Major League Baseball’s labor market is unlike any other. Seven billion dollars of revenue enter baseball’s coffers annually, and while nearly half goes to player salaries, the vast majority of that is skewed towards the 25 percent of major-leaguers who have at least six years of service time.
Andy Van Slyke once told our own David Laurilia, “I think that baseball, at its core, is the purest form of capitalism that we have in our society.” For an economist who also admired Van Slyke growing up, hearing that statement aged my heart a few months. Fewer statements could be further from the truth. Between the artificial oligopoly limited to 30 teams; a draft determining which one of these 30 teams is allowed to employ players for the entirety of most of their careers; and the reserve clause, baseball’s labor market is largely an artificial remnant of the Collective Bargaining Agreement that’s in place.
The baseball labor environment might seem divined by God, but when that economic ecosystem evolves, the game mutates too. Certainly there are some components to this CBA that will change the value of a win, and that will drive up salaries. I’ve shown before that a second wild card will increase salaries, essentially because the median difference between the first and second place wild card teams since 1996 has been three games — while the median difference between the second and third place wild card teams has been 2.25 games. The new format will make the odds of a pivotal win more likely. Winning one’s division now doubles the odds of making the playoffs, relative to a wild-card-game appearance. Dave discussed the implications of this on the value of a win last week, as well, using the curve that measures win value. This is a pretty good deal for players.
Unfortunately, as I explained earlier, owners managed to depress salaries comparably using new draft pick compensation rules, just as they did in the old compensation rules. On the other hand, when you add the effects of the second wild card and the increase in Super-Two arbitration eligibility, the players still netted themselves a pretty good deal.
The real difference in the game’s economic environment came with bonus suppression for draft picks and international free agents. This is where the owners won handily. If teams paid for all players like they do players with six years of service time, they quickly would go bankrupt. Players with at least six years of service time are incredibly valuable, because there is such a shortage in their supply– and that is only because of the restrictions placed on players with less than six years of service time. With more players locked up, every year there are several teams in a position where they are already close to contention when free agency begins, which makes those teams open their wallets.

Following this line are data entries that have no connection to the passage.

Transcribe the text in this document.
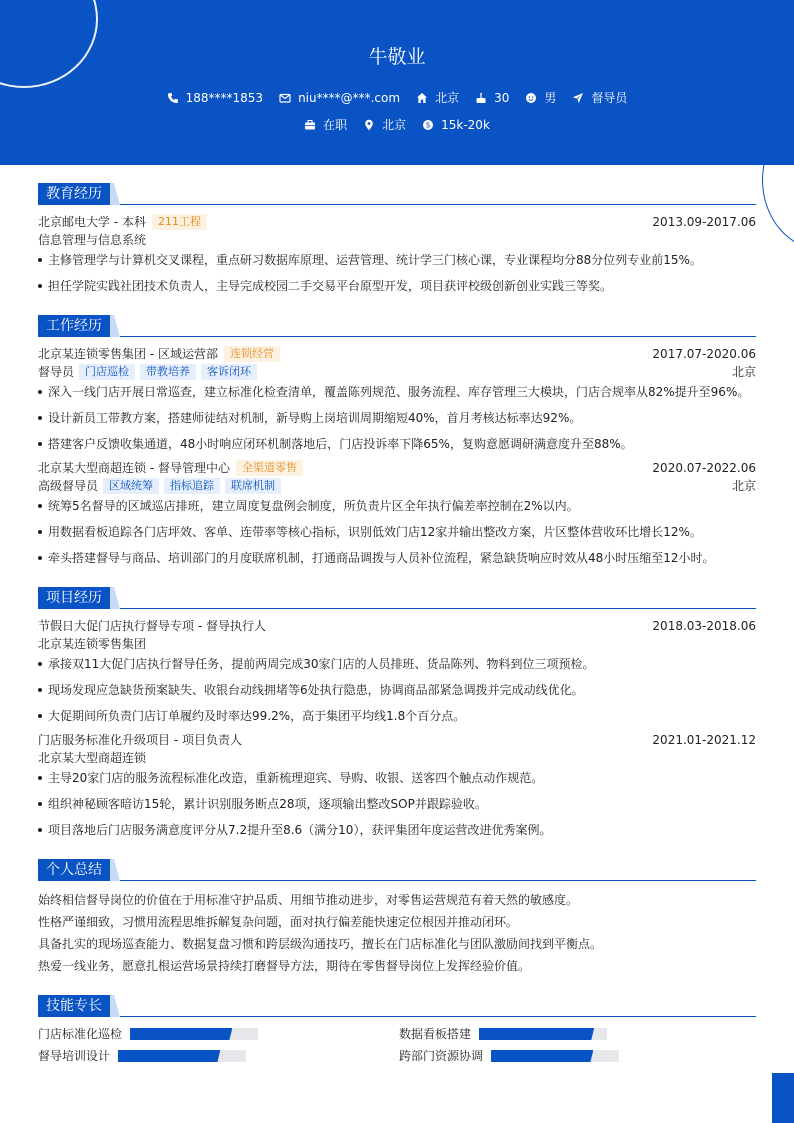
牛敬业
188****1853	niu****@***.com	北京	30	男	督导员
在职	北京	$ 15k-20k
教育经历
北京邮电大学 - 本科	211工程	2013.09-2017.06
信息管理与信息系统
主修管理学与计算机交叉课程，重点研习数据库原理、运营管理、统计学三门核心课，专业课程均分88分位列专业前15%。
担任学院实践社团技术负责人，主导完成校园二手交易平台原型开发，项目获评校级创新创业实践三等奖。
工作经历
北京某连锁零售集团 - 区域运营部	连锁经营	2017.07-2020.06
督导员	门店巡检	带教培养	客诉闭环	北京
深入一线门店开展日常巡查，建立标准化检查清单，覆盖陈列规范、服务流程、库存管理三大模块，门店合规率从82%提升至96%。
设计新员工带教方案，搭建师徒结对机制，新导购上岗培训周期缩短40%，首月考核达标率达92%。
搭建客户反馈收集通道，48小时响应闭环机制落地后，门店投诉率下降65%，复购意愿调研满意度升至88%。
北京某大型商超连锁 - 督导管理中心	全渠道零售	2020.07-2022.06
高级督导员	区域统筹	指标追踪	联席机制	北京
统筹5名督导的区域巡店排班，建立周度复盘例会制度，所负责片区全年执行偏差率控制在2%以内。
用数据看板追踪各门店坪效、客单、连带率等核心指标，识别低效门店12家并输出整改方案，片区整体营收环比增长12%。
牵头搭建督导与商品、培训部门的月度联席机制，打通商品调拨与人员补位流程，紧急缺货响应时效从48小时压缩至12小时。
项目经历
节假日大促门店执行督导专项 - 督导执行人	2018.03-2018.06
北京某连锁零售集团
承接双11大促门店执行督导任务，提前两周完成30家门店的人员排班、货品陈列、物料到位三项预检。
现场发现应急缺货预案缺失、收银台动线拥堵等6处执行隐患，协调商品部紧急调拨并完成动线优化。
大促期间所负责门店订单履约及时率达99.2%，高于集团平均线1.8个百分点。
门店服务标准化升级项目 - 项目负责人	2021.01-2021.12
北京某大型商超连锁
主导20家门店的服务流程标准化改造，重新梳理迎宾、导购、收银、送客四个触点动作规范。
组织神秘顾客暗访15轮，累计识别服务断点28项，逐项输出整改SOP并跟踪验收。
项目落地后门店服务满意度评分从7.2提升至8.6（满分10），获评集团年度运营改进优秀案例。
个人总结
始终相信督导岗位的价值在于用标准守护品质、用细节推动进步，对零售运营规范有着天然的敏感度。
性格严谨细致，习惯用流程思维拆解复杂问题，面对执行偏差能快速定位根因并推动闭环。
具备扎实的现场巡查能力、数据复盘习惯和跨层级沟通技巧，擅长在门店标准化与团队激励间找到平衡点。
热爱一线业务，愿意扎根运营场景持续打磨督导方法，期待在零售督导岗位上发挥经验价值。
技能专长
门店标准化巡检	数据看板搭建
督导培训设计	跨部门资源协调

The real value to owning a major league team derives from the monopsonistic power that owners have on players before reaching free-agency. Noticing this, agents have begun negotiating higher and higher bonuses for draft picks and international free agents. The new agreement will lower the amount that teams need to spend to acquire this monopsony power over a player.
The current MLBPA members don’t care about this, because that money isn’t coming out of their wallets. The value of unions is a highly politicized topic, but basic labor economics has a less polarizing judgment — unions lead to more efficiency if employers would otherwise have more market power than employees. Obviously, baseball fits that bill. But when union members bargain on behalf of non-members, they have no incentive to show them the money. Simply put: the players might have won the other negotiations for themselves, but they did so at the expense of future major-leaguers.
I don’t think that this will actually harm the game’s overall talent level by a significant amount. These changes seem to be making the biggest headlines, but I’ll go on the record and say that the supposed giant sucking sound of talented players leaving baseball and going into other sports is widely exaggerated.
An individual player who is comparably talented at baseball and football or basketball knows that the latter two sports will not let him enter their draft at 18 years old, while baseball will. If a player is looking to get money as soon as possible, he’ll play baseball. Football has much more revenue than baseball, and baseball has much more revenue than basketball, and since the players received roughly half of revenue in each sport, the total payroll of each league is very different from the other two. In the linked article, Maury Brown lists the league-wide revenues of the major three sports in 2010 as:
Football: $9.3 billion
Baseball: $7.0 billion
Basketball: $4.7 billion
When you consider that there are about 12 basketball players on 30 teams, 25 baseball players on 30 teams, and 53 football players on 32 football teams, we get the following revenue per roster spot:
Football: $5.5 million
Baseball: $9.3 million
Basketball: $13.1 million
Not only that, there are four levels of minor league baseball that a player could pass through before reaching the major leagues. Upon getting to the bigs, the player won’t really even get paid until he hits six years of service time. When you consider that only half of the players picked in the first two rounds of the draft ever play a major-league game, the revenue per draft spot in baseball is far below that of football and basketball.
A prospect will only choose baseball over football or basketball if they are much more talented at baseball (enough to justify the lower average salary per player), or if they need money at 18 years old. Both the NFL and NBA now forbid teams from drafting 18 years old, while the MLB does not. Lower bonuses aren’t going to alter either of those things. They might change the minds of a couple of guys — and that definitely could encourage a few high school phenoms to pick up a college education before signing with a major-league team. But this isn’t anywhere near enough to change the league-wide talent level.
This CBA facilitates a transfer of money from future draftees to owners, but they’ll still come to play. And if they do choose baseball — and they make it to six years of service time — they will have a great deal in place. Perhaps by then, they’ll even get rid of the taxing draft-pick-compensation rules as well.